Observation data (J2000 epoch)
- Constellation: Cepheus
- Right ascension: 21^{h} 56^{m} 24.3586^{s}
- Declination: +73° 15′ 37.733″
- Redshift: 0.004930
- Heliocentric radial velocity: 1478 ± 1 km/s
- Distance: 64.2 ± 4.5 Mly (19.68 ± 1.39 Mpc)
- Apparent magnitude (V): 15.2

Characteristics
- Type: SABdm
- Size: ~94,300 ly (28.91 kpc) (estimated)
- Apparent size (V): 3.5′ × 2.6′

Other designations
- IRAS 21557+7301, 2MASX J21562414+7315393, PGC 67671, CGCG 343-003

= UGC 11861 =

Galaxy in the constellation Cepheus

UGC 11861 is a barred spiral galaxy in the constellation of Cepheus. Its velocity with respect to the cosmic microwave background is 1334 ± 10 km/s, which corresponds to a Hubble distance of 19.68 ± 1.39 Mpc (~64.2 million light-years). In addition, three non redshift measurements give a distance of 18.933 ± 5.26 Mpc (~61.7 million light-years). The first known reference to this galaxy comes from volume IV of the Catalogue of Galaxies and of Clusters of Galaxies compiled by Fritz Zwicky in 1968, where it was listed as CGCG 343-003, and described as an "extremely diffuse spiral".
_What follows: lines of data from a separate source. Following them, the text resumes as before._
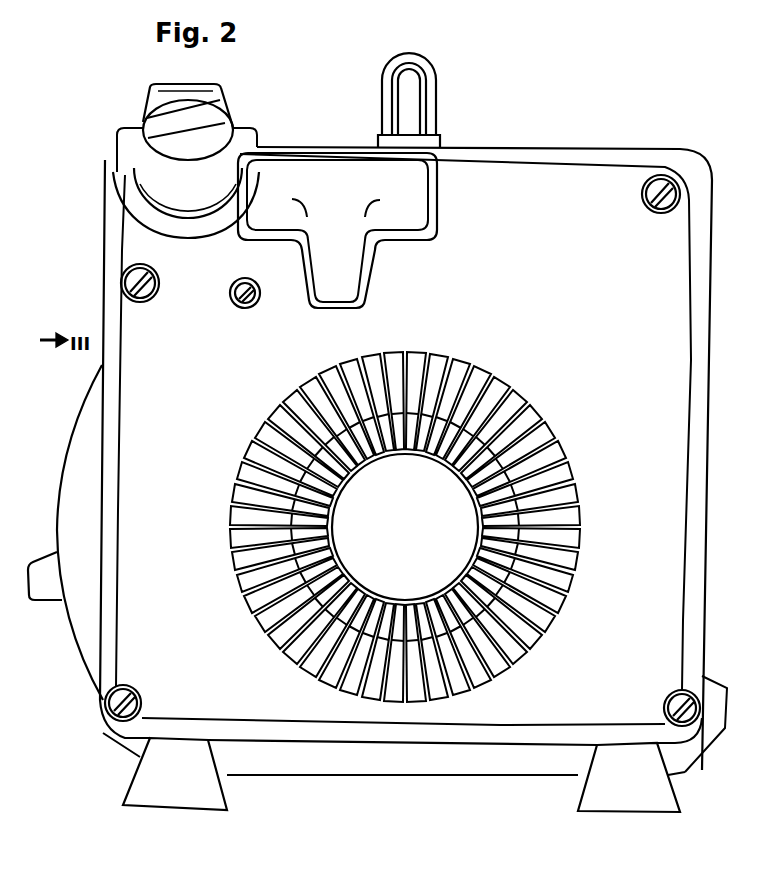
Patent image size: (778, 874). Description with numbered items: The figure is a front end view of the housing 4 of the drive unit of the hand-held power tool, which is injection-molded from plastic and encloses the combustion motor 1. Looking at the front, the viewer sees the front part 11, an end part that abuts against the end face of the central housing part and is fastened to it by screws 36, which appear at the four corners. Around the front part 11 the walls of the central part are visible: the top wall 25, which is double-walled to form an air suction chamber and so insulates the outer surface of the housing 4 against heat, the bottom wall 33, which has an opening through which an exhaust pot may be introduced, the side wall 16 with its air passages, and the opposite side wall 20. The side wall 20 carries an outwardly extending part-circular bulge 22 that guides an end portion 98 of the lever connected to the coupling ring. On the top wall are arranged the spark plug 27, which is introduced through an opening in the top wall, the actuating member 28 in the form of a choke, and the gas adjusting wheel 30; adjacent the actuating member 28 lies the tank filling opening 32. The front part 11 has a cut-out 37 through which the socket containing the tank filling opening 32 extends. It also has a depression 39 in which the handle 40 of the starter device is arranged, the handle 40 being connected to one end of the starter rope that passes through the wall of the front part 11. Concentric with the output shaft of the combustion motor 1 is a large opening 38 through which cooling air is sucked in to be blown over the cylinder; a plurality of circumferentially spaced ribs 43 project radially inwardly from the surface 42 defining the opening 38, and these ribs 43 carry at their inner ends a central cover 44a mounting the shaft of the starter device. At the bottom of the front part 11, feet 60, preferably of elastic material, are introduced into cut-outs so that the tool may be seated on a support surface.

The combustion motor 1 is at (315, 712).
The first housing 4 is at (517, 184).
The front part 11 is at (608, 190).
The side wall 16 is at (708, 528).
The side wall 20 is at (104, 312).
The part-circular bulge 22 is at (84, 443).
The top wall 25 is at (578, 147).
The spark plug 27 is at (428, 98).
The actuating member 28 is at (193, 149).
The gas adjusting wheel 30 is at (222, 93).
The tank filling opening 32 is at (247, 181).
The bottom wall 33 is at (427, 746).
The screws 36 is at (122, 268).
The cut-out 37 is at (165, 205).
The opening 38 is at (430, 527).
The depression 39 is at (367, 210).
The handle 40 is at (410, 184).
The surface defining the opening 42 is at (582, 514).
The ribs 43 is at (528, 440).
The grille hub 44a is at (450, 518).
The feet 60 is at (215, 792).
The end portion of the lever 98 is at (43, 588).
The SIMBAD database lists UGC 11861 as an active galaxy nucleus candidate, i.e. it has a compact region at the center that emits a significant amount of energy across the electromagnetic spectrum, with characteristics indicating that this luminosity is not produced by the stars. In addition, the galaxy contains two broad spiral arms wrapping around its central region.

== Supernovae ==
Three supernovae have been observed in UGC 11861:
- SN 1995ag (Type II, mag. 17) was discovered by Jean Mueller on 28 September 1995.
- SN 1997db (Type II, mag. 16.9) was discovered by Michael Schwartz on 2 August 1997.
- SN 2011dm (Type Ia, mag. 18.8) was discovered by the Lick Observatory Supernova Search (LOSS) on 15 June 2011.